Corrigeert de Belastingdienst in 2015 een verlies en is daardoor sprake van een positief belastbaar bedrag? En heeft de Belastingdienst de winst van 2014 al verminderd met het aangegeven verlies van 2015? Dan kan de Belastingdienst alleen navorderen over 2014 als eerst een verliesherzieningsbeschikking over 2015 is afgegeven.
De Belastingdienst legde aan een bv over 2014 een definitieve aanslag op naar een belastbaar bedrag van € 214.904. Met dagtekening 28 juli 2018 verminderde de inspecteur de aanslag over 2014 vanwege een achterwaartse verliesverrekening van € 105.512 over 2015. Na de verliesverrekening resteerde een belastbaar bedrag over 2014 van € 106.392. Vervolgens legde de inspecteur met dagtekening 23 maart 2019 een navorderingsaanslag vennootschapsbelasting over 2015 op.
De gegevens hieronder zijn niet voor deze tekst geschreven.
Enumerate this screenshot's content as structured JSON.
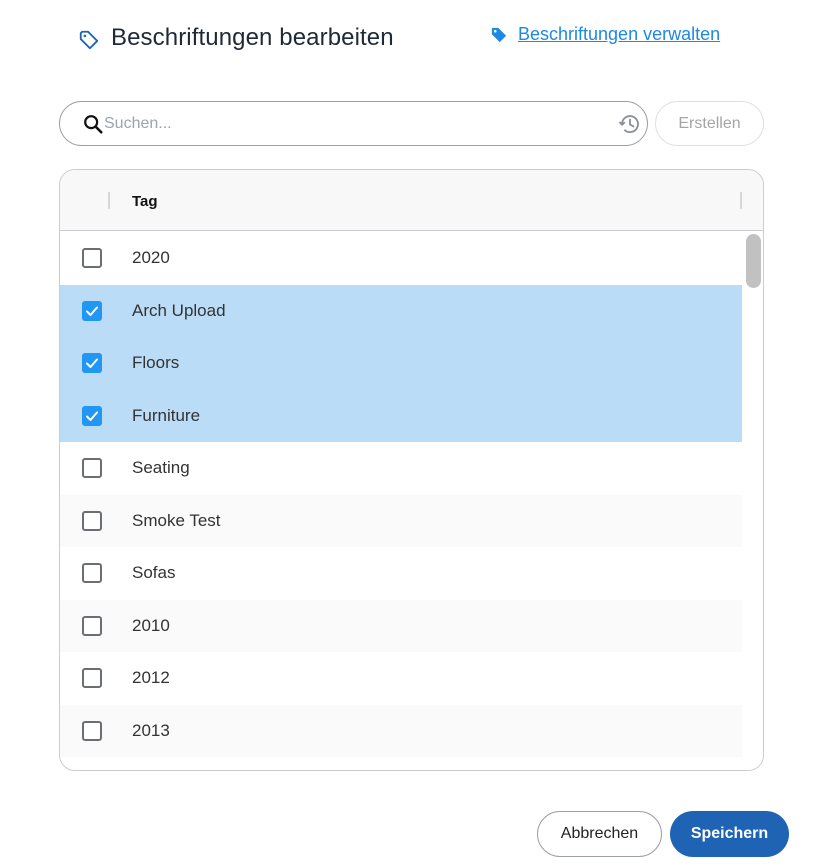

Daarbij corrigeerde de inspecteur het door de bv aangegeven verlies. De belastbare winst 2015 kwam daarmee uit op € 218.505. Met dagtekening 6 april 2019 heeft de inspecteur vervolgens een navorderingsaanslag vennootschapsbelasting 2014 opgelegd berekend naar een belastbaar bedrag van € 214.904. Tot slot heeft de inspecteur met dagtekening 28 januari 2020 een verliesherzieningsbeschikking over 2015 gegeven. Hierin is het verlies 2015 herzien van € 108.512 naar nihil.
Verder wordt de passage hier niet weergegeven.